Le mouvement né de la contestation de la loi Taubira sur le mariage homosexuel veut jouer à fond son rôle de lobby conservateur et peser sur la campagne. Le 13 novembre au soir, avant les attentats, militants et sympathisants de la région PACA recevaient les candidats aux régionales volontaires pour les interroger sur leur vision de la famille, faisant la part belle à la candidate Marion Maréchal-Le Pen.

C’était le vendredi 13 novembre au soir, et, au Florida Palace, les drapeaux bleu blanc rouge avaient à l’époque une autre raison de virevolter. La salle de réception située dans le 10e arrondissement accueillait alors la soirée « Questions pour un président de région » organisée par la Manif pour tous. Une soirée qui allait être vite oubliée des médias, hormis un article dans La Provence du lendemain, passée inaperçue en raison des événements tragiques qui auraient lieu en même temps à Paris.

La Manif pour tous vient de faire un récent retour dans l’actualité de ces derniers jours. Tenus ce soir-là, les propos de la candidate FN Marion-Maréchal Le Pen sur l’arrêt des subventions au planning familial provoque une tempête médiatique avec réactions des autres candidats.

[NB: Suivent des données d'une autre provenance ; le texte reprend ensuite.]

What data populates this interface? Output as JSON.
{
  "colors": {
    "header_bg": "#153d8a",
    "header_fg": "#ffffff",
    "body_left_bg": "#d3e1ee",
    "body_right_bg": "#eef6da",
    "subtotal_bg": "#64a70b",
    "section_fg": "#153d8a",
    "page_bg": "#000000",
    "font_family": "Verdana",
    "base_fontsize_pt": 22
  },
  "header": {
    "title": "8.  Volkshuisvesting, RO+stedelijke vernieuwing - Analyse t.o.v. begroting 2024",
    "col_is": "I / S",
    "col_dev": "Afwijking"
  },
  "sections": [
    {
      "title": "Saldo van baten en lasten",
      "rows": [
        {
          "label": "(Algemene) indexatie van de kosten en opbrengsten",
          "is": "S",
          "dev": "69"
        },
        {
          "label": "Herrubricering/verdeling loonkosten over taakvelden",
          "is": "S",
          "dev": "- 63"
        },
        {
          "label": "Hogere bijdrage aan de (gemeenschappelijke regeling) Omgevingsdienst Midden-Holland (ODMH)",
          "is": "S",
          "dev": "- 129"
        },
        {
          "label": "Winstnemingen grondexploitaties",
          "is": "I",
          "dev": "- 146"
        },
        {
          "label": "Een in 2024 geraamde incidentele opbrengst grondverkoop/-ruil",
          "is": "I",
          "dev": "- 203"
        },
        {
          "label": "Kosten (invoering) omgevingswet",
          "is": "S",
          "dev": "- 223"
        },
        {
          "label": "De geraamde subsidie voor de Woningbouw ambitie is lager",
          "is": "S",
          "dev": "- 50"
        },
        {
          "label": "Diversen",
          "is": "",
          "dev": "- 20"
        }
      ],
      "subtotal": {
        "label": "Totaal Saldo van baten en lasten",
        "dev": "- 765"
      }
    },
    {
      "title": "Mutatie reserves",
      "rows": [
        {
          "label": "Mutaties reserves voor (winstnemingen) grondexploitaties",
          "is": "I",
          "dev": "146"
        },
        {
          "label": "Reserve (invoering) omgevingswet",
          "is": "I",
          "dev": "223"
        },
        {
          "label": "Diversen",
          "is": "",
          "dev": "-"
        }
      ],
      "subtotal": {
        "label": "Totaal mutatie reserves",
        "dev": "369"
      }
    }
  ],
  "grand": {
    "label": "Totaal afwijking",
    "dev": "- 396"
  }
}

Mais à 19 h 30, ce 13 novembre, devant le Florida Palace, les militants anti-mariage gay sont encore guillerets. En coulisses, Ludovine de la Rochère reçoit autour d’une table ronde à nappe blanche. La présidente de la Manif pour tous égrène les noms de villes prévues dans ce tour électoral : « Nous avons été à Bordeaux, Lyon, Lille, nous serons à Toulouse, Rennes, Caen, Nantes, Paris… » Une tournée digne d’un groupe de rock pour peser sur la campagne et à chaque fois, le même programme : chaque candidat présent se voit poser quelques questions, connues à l’avance, afin que le public puisse se faire son avis sur sa politique familiale. Une façon pour le mouvement anti-mariage gay de jouer à fond son rôle de lobby politique, même dans une campagne qui ne touche pas vraiment à ces questions. Les politiques sont invités à se prononcer sur des thématiques larges comme « la vision de la famille » ou sur des propositions concrètes comme la création d’un « pass famille région » ou la mise en place d’une « commission famille » au conseil régional. « Les candidats de gauche ne viennent pas et c’est une erreur, c’est décevant pour leurs concitoyens. Nos questions sont ouvertes et la famille est un sujet important pour tous les Français ! », regrette-t-elle. « Notre combat c’est la lutte contre le genre« , ne cesse-t-elle de répéter avec son accent des beaux quartiers.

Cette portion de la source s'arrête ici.